In the dim light, he watched Khrushchev. Most political commissars would have looked for the nearest bed under which to hide at a request like that. Khrushchev only nodded. “Of course I will.”
“Stout fellow.” Tolbukhin slapped him on the
back. He gathered up Kuznetsov and his political commissar by eye. “Let’s go.”
The night was very black. The moon, nearly new, would not rise till just before sunup. Only starlight shone down on Tolbukhin and his comrades. He nodded to himself. The armies grouped together into the Fourth Ukrainian Front would be all the harder for German planes to spot before they struck Zaporozhye. Dispersing them would help there, too.
He wished for air cover, then shrugged. He’d wished for a great many things in life he’d ended up not receiving. He remained alive to do more wishing. One day, he thought, and one day soon, may we see more airplanes blazoned with the red star.
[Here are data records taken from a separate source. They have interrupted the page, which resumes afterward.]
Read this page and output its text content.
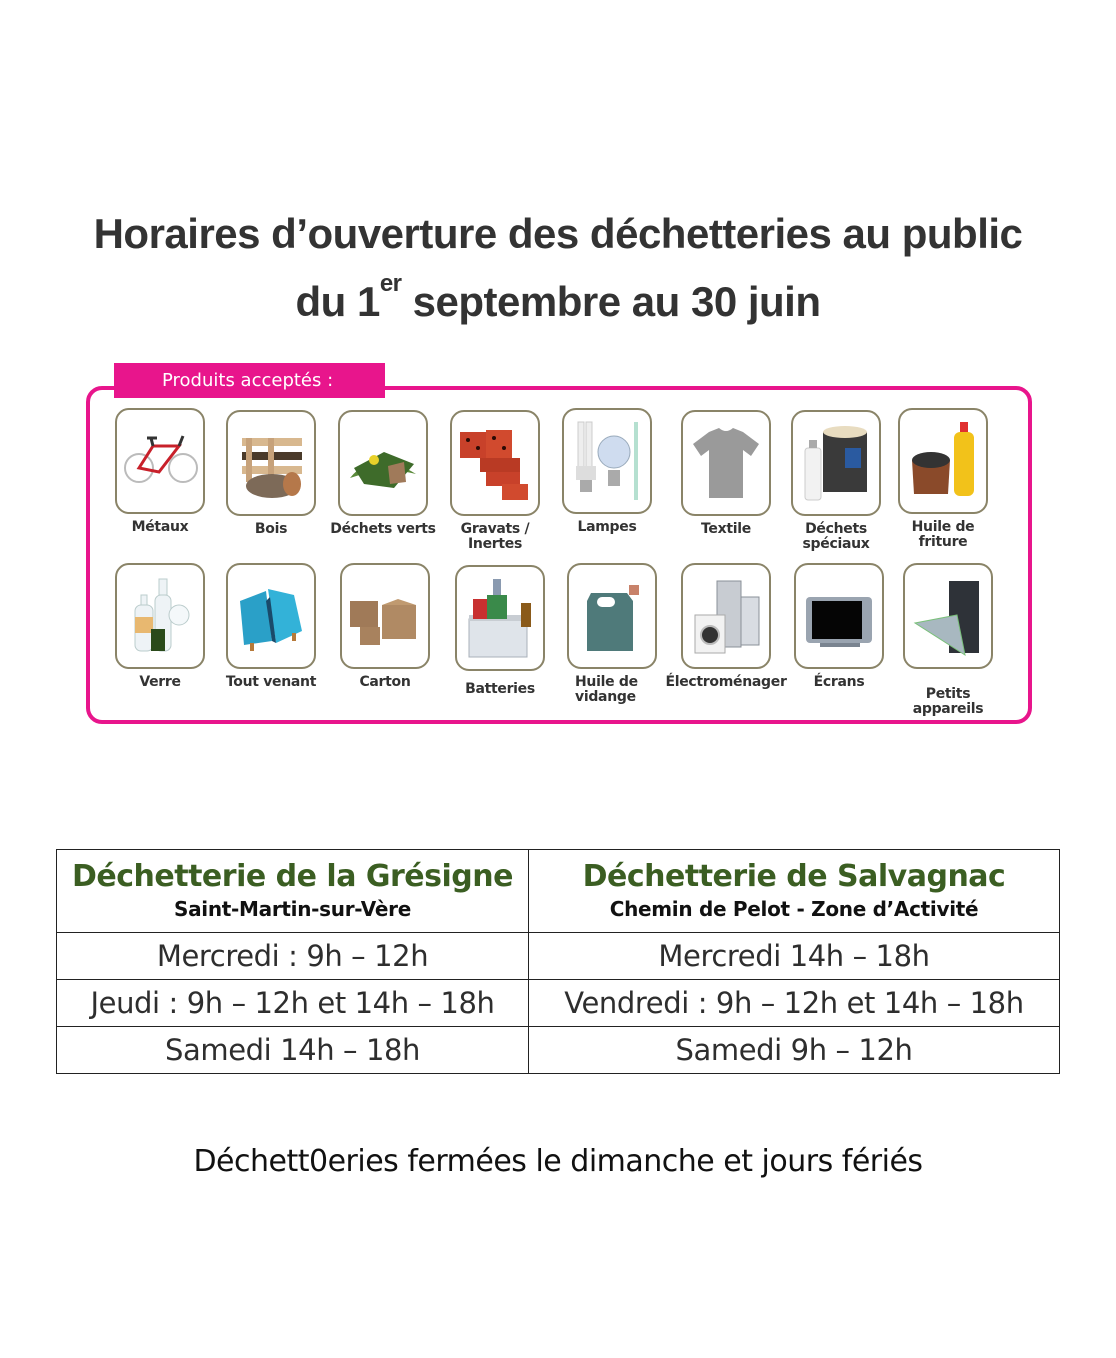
Horaires d’ouverture des déchetteries au public
du 1er septembre au 30 juin
Produits acceptés :
Métaux	Bois	Déchets verts	Gravats / Inertes
Lampes	Textile	Déchets spéciaux
Huile de friture
Verre	Tout venant	Carton	Batteries	Huile de vidange
Électroménager	Écrans
Petits appareils
Déchetterie de la Grésigne
Saint-Martin-sur-Vère

Déchetterie de Salvagnac
Chemin de Pelot - Zone d’Activité

Mercredi : 9h – 12h	Mercredi 14h – 18h
Jeudi : 9h – 12h et 14h – 18h	Vendredi : 9h – 12h et 14h – 18h
Samedi 14h – 18h	Samedi 9h – 12h
Déchett0eries fermées le dimanche et jours fériés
He was too well indoctrinated a Marxist-Leninist to recognize that as a prayer.
Waiting outside Collective Farm 122 stood the men of the Eighth Guards Army. Lieutenant General Kuznetsov spoke to them: “General Tolbukhin not only sends us into battle against the Hitlerite oppressors and bandits, he leads us into battle against them. Let us cheer the Comrade General!”
“Urra!” The cheer burst from the soldiers’ throats, but softly, cautiously. Most of the men were veterans of many fights against the Nazis. They knew better than to give themselves away too soon.
However soft those cheers, they heartened Tolbukhin. “We shall win tonight,” he said, as if no other alternative were even imaginable. “We shall win for Comrade Stalin, we shall win for the memory of the great Lenin, we shall win for the motherland.”
“We serve the Soviet Union!” the soldiers chorused. Beside Tolbukhin, Khrushchev’s broad peasant face showed a broad peasant grin. These were indeed well-indoctrinated men.
They were also devilishly good fighters. To Tolbukhin’s mind, that counted for more. He spoke one word: “Vryed’!” Obedient to his order, the soldiers of the Eighth Guards Army trotted forward.
Tolbukhin trotted along with them. So did Khrushchev. Both the general and the political commissar were older and rounder than the soldiers they commanded. They would not have lost much face had they failed to keep up. Tolbukhin intended to lose no face whatever. His heart pounded. His lungs burned. His legs began to ache. He kept on nonetheless. So did Khrushchev, grimly slogging along beside him.